There is a classic saying within the field of medicine: primum non nocere. That is, do no harm. If we recommend that patients trial conservative management prior to surgery, why do we immediately incorporate invasive techniques like DN before using less invasive interventions (joint mobilization, joint manipulation, instrument augmented soft tissue mobilization (ASTYM))? The naysayers may express that these two interventions are apples and oranges. Regardless, they are both inherently invasive, and invasive procedures have side effects that non-invasive techniques do not have (some being life-threatening, depending on the area of insertion (Brady et al., 2014).
We all know that best practice involves three dimensions: evidence-based research, patient preferences, and clinical experience. Before we stick anyone that moves, it is important to take into account the patient’s medical history and the previous treatments that have been used in the past. If passive modalities and treatments failed previously, it is well within the realm of possibility that DN (which is also passive) may be ineffective. However, if pain is limiting a patient from performing an activity, is it possible that DN may allow the patient to perform the exercise? Maybe. The point of the previous studies is that many other comparable treatments were equally effective. Why not try non-invasive manual therapy techniques first? At this point in time, there seems to be a larger body of evidence that supports other classic interventions that are less invasive. Consequently, it is imperative that our treatments are specifically tailored to the patient.

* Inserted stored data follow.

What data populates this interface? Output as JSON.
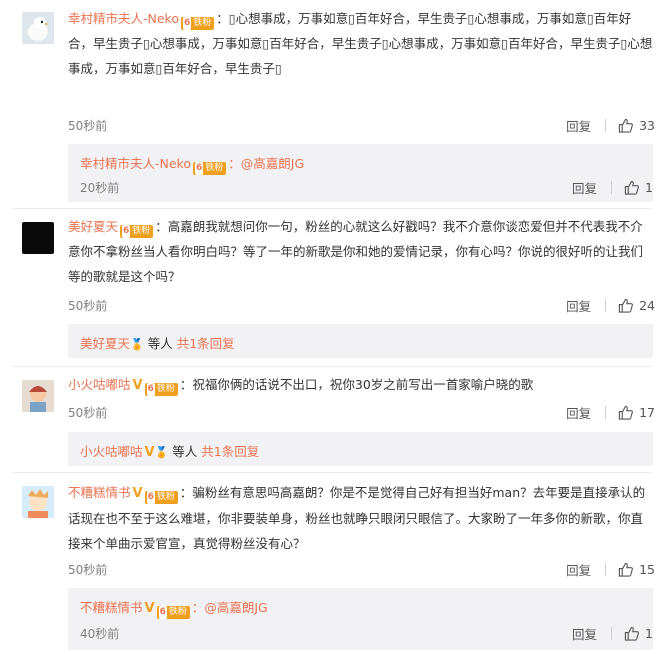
{
  "comments": [
    {
      "user": "幸村精市夫人-Neko",
      "badge": "铁粉",
      "badge_num": "6",
      "text": "：▯心想事成，万事如意▯百年好合，早生贵子▯心想事成，万事如意▯百年好合，早生贵子▯心想事成，万事如意▯百年好合，早生贵子▯心想事成，万事如意▯百年好合，早生贵子▯心想事成，万事如意▯百年好合，早生贵子▯",
      "time": "50秒前",
      "reply_label": "回复",
      "likes": "33",
      "sub": {
        "user": "幸村精市夫人-Neko",
        "badge": "铁粉",
        "badge_num": "6",
        "text": "：@高嘉朗JG",
        "time": "20秒前",
        "reply_label": "回复",
        "likes": "1"
      }
    },
    {
      "user": "美好夏天",
      "badge": "铁粉",
      "badge_num": "6",
      "text": "：高嘉朗我就想问你一句，粉丝的心就这么好戳吗？我不介意你谈恋爱但并不代表我不介意你不拿粉丝当人看你明白吗？等了一年的新歌是你和她的爱情记录，你有心吗？你说的很好听的让我们等的歌就是这个吗？",
      "time": "50秒前",
      "reply_label": "回复",
      "likes": "24",
      "sub": {
        "user": "美好夏天",
        "text": "等人",
        "count_text": "共1条回复"
      }
    },
    {
      "user": "小火咕嘟咕",
      "badge": "铁粉",
      "badge_num": "6",
      "text": "：祝福你俩的话说不出口，祝你30岁之前写出一首家喻户晓的歌",
      "time": "50秒前",
      "reply_label": "回复",
      "likes": "17",
      "sub": {
        "user": "小火咕嘟咕",
        "text": "等人",
        "count_text": "共1条回复"
      }
    },
    {
      "user": "不糟糕情书",
      "badge": "铁粉",
      "badge_num": "6",
      "text": "：骗粉丝有意思吗高嘉朗？你是不是觉得自己好有担当好man？去年要是直接承认的话现在也不至于这么难堪，你非要装单身，粉丝也就睁只眼闭只眼信了。大家盼了一年多你的新歌，你直接来个单曲示爱官宣，真觉得粉丝没有心？",
      "time": "50秒前",
      "reply_label": "回复",
      "likes": "15",
      "sub": {
        "user": "不糟糕情书",
        "badge": "铁粉",
        "badge_num": "6",
        "text": "：@高嘉朗JG",
        "time": "40秒前",
        "reply_label": "回复",
        "likes": "1"
      }
    }
  ],
  "icons": {
    "like": "thumb-up-icon",
    "verified": "v-verified-icon"
  },
  "colors": {
    "username": "#eb7350",
    "badge": "#f0a01f",
    "meta": "#808080",
    "reply_bg": "#f2f2f5"
  }
}
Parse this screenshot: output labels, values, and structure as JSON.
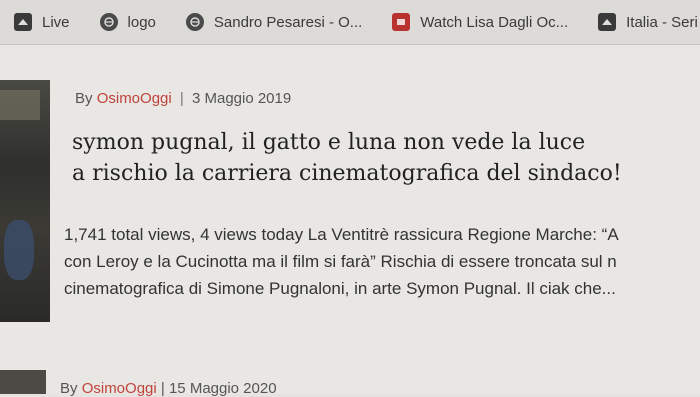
{
  "bookmarks": [
    {
      "label": "Live",
      "icon": "film-icon"
    },
    {
      "label": "logo",
      "icon": "globe-icon"
    },
    {
      "label": "Sandro Pesaresi - O...",
      "icon": "globe-icon"
    },
    {
      "label": "Watch Lisa Dagli Oc...",
      "icon": "video-icon"
    },
    {
      "label": "Italia - Seri",
      "icon": "film-icon"
    }
  ],
  "article": {
    "by": "By",
    "author": "OsimoOggi",
    "sep": "|",
    "date": "3 Maggio 2019",
    "title_line1": "symon pugnal, il gatto e luna non vede la luce",
    "title_line2": "a rischio la carriera cinematografica del sindaco!",
    "excerpt_line1": "1,741 total views,  4 views today La Ventitrè rassicura Regione Marche: “A",
    "excerpt_line2": "con Leroy e la Cucinotta ma il film si farà” Rischia di essere troncata sul n",
    "excerpt_line3": "cinematografica di Simone Pugnaloni, in arte Symon Pugnal. Il ciak che..."
  },
  "next_article": {
    "by": "By",
    "author": "OsimoOggi",
    "sep": "|",
    "date": "15 Maggio 2020"
  }
}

Bialosky, J.E., Bishop, M.D., & Penza, C.W. (2017). Placebo mechanisms of manual therapy: a sheep in wolf’s clothing? Journal of Orthopedic and Sports Physical Therapy, 47(5), 301-304.
Brady, S., McEvoy, J., Dommerholt, J. & Doody, C. (2014). Adverse events following trigger point dry needling: a prospective survey of chartered physiotherapists. Journal of Manual and Manipulative Therapy, 22(3), 134-140.
Gattie, E., Cleland, J.A., & Snodgrass, S. (2017). The effectiveness of trigger point dry needling for musculoskeletal conditions by physical therapists: a systematic review and meta-analysis. Journal of Orthopaedic and Sports Physical Therapy, 47(3), 133-150.